Judith Elizabeth Hall FLSW is Professor of Anaesthetics, Intensive Care and Pain Medicine at Cardiff University. She leads the Phoenix Project, a Cardiff University partnership with the University of Namibia that seeks to reduce poverty, promote health and support sustainable environmental development.
Professor Hall is a consultant anaesthetist at Cardiff and Vale University Health Board, Director of MediWales, a life science network for Wales, and a council member for the Royal College of Anaesthetists.[1]
Hall is the founder of the charity Mothers of Africa[2] and through her charity work is contributing to the improvement of maternal mortality in sub-Saharan Africa.[3]
In 2006 she developed the first medical simulation suite in Cardiff University's School of Medicine.

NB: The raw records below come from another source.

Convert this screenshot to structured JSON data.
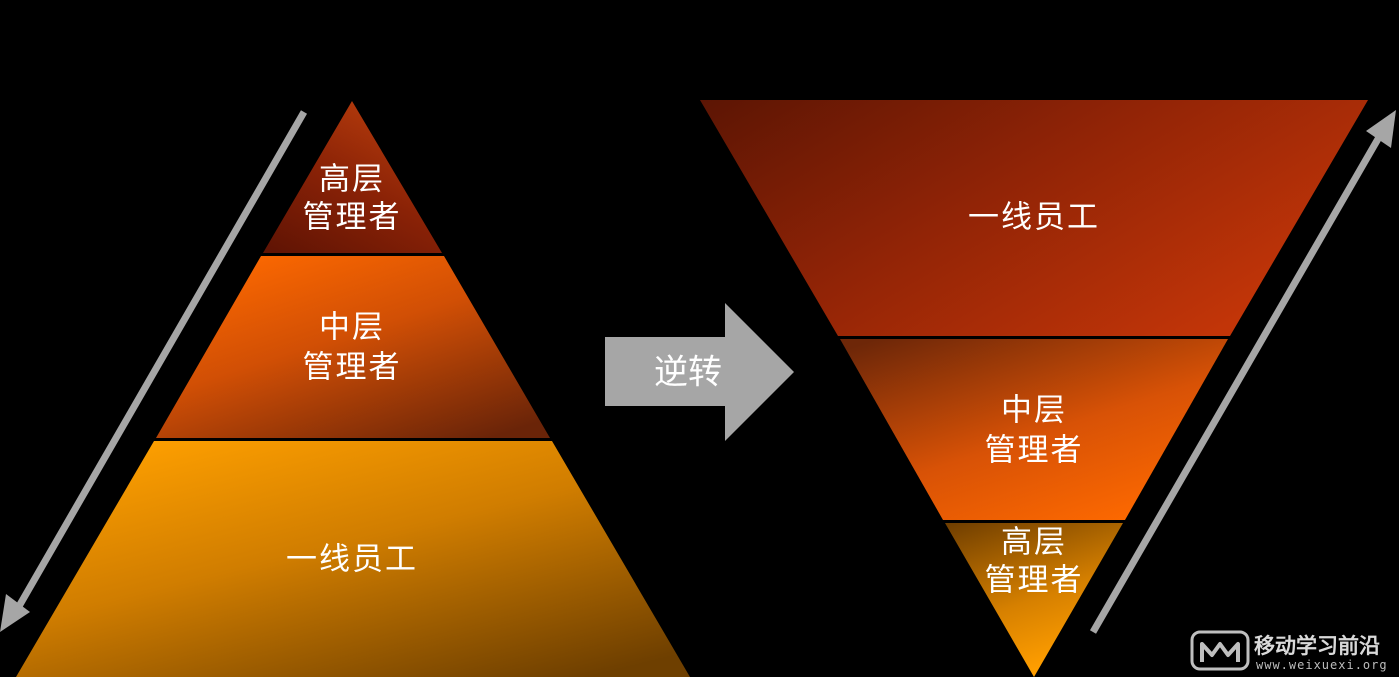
{
  "pyramid": {
    "top_line1": "高层",
    "top_line2": "管理者",
    "mid_line1": "中层",
    "mid_line2": "管理者",
    "bottom": "一线员工"
  },
  "transition": {
    "label": "逆转"
  },
  "inverted_pyramid": {
    "top": "一线员工",
    "mid_line1": "中层",
    "mid_line2": "管理者",
    "bottom_line1": "高层",
    "bottom_line2": "管理者"
  },
  "watermark": {
    "title": "移动学习前沿",
    "url": "www.weixuexi.org"
  },
  "colors": {
    "background": "#000000",
    "arrow_gray": "#a6a6a6",
    "dark_red": "#8a1e06",
    "orange": "#f56400",
    "amber": "#f59a00"
  }
}
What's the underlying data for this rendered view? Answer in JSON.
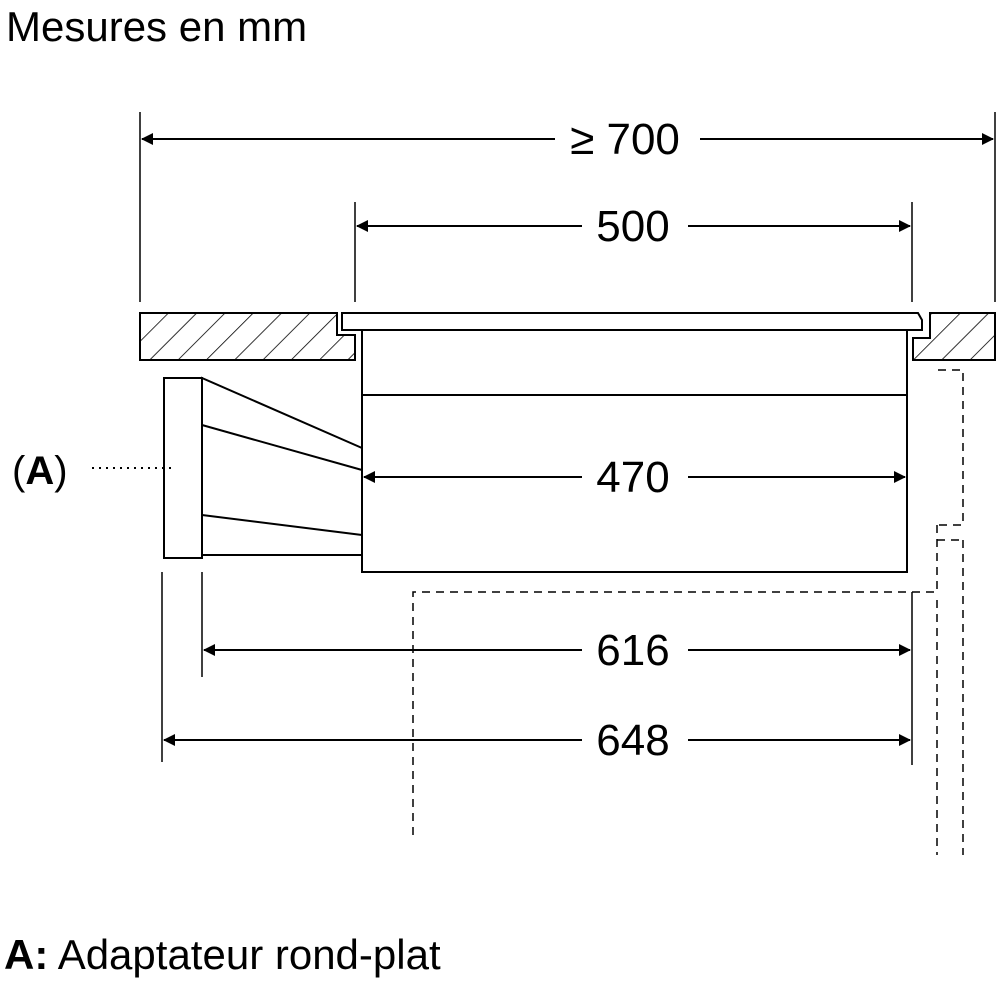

In 2011 Hall developed a device to prevent potentially fatal 'wrong-route' injections of drugs into wrong parts of the body, making use of colour-coded and shaped connectors that are designed to be used in only one area.[4]
Her research degree was awarded by the University of Wales, College of Medicine.
Professor Hall leads Cardiff University's Phoenix Project in collaboration with the University of Namibia.[5] This engagement project works with communities in Cardiff and beyond, particularly in Namibia, on projects in health, education and poverty reduction.[6] It has 40 sub-projects, including doctor and nurse education, developing the software sector in Namibia, work around the value of culture and languages in young people, and enabling police and ambulance services to save lives in road traffic collisions.[7]
In October 2018 Hall and Dr Brian Jenkins will deliver specialist nurse training in Namibia which is unavailable across much of southern Africa, including post-operative pain management, interpreting blood results, and monitoring the respiratory system. It is the first specialist nurse training outside midwifery in Namibia. Hall was personally asked to set up the specialist nurse training by Namibia's deputy minister of health and social services Hon Julieta Kavetuna.[8] [9]
Hall was a Welsh Woman of the Year 2008–9.[10] In 2011 Hall was awarded the MediWales NHS Award for Innovation working with Industry, MediWales Industry Award for Innovation, Insider Wales Innovation Wales Award, and a Personal Recognition Award for Contribution to Patient Safety from the Welsh Government.
In 2013 Hall was awarded an OBE in the New Year Honours List, for services to academic anaesthesia and charitable services in Africa.[11]
She is Project Lead on the Phoenix Project, which won International Collaboration of the Year in the Times Higher Education Awards in 2017. The project won a St David Award in 2018, which recognises exceptional achievements of people and groups in Wales.[12] The award was presented by First Minister Carwyn Jones at the Senedd in Cardiff.[13]
In July 2018 Hall was awarded an Honorary Fellowship by the University of Wales Trinity Saint David, at a graduation ceremony in Brangwyn Hall in Swansea, Wales.[14]
In 2022, Hall was elected a Fellow of the Learned Society of Wales.[15]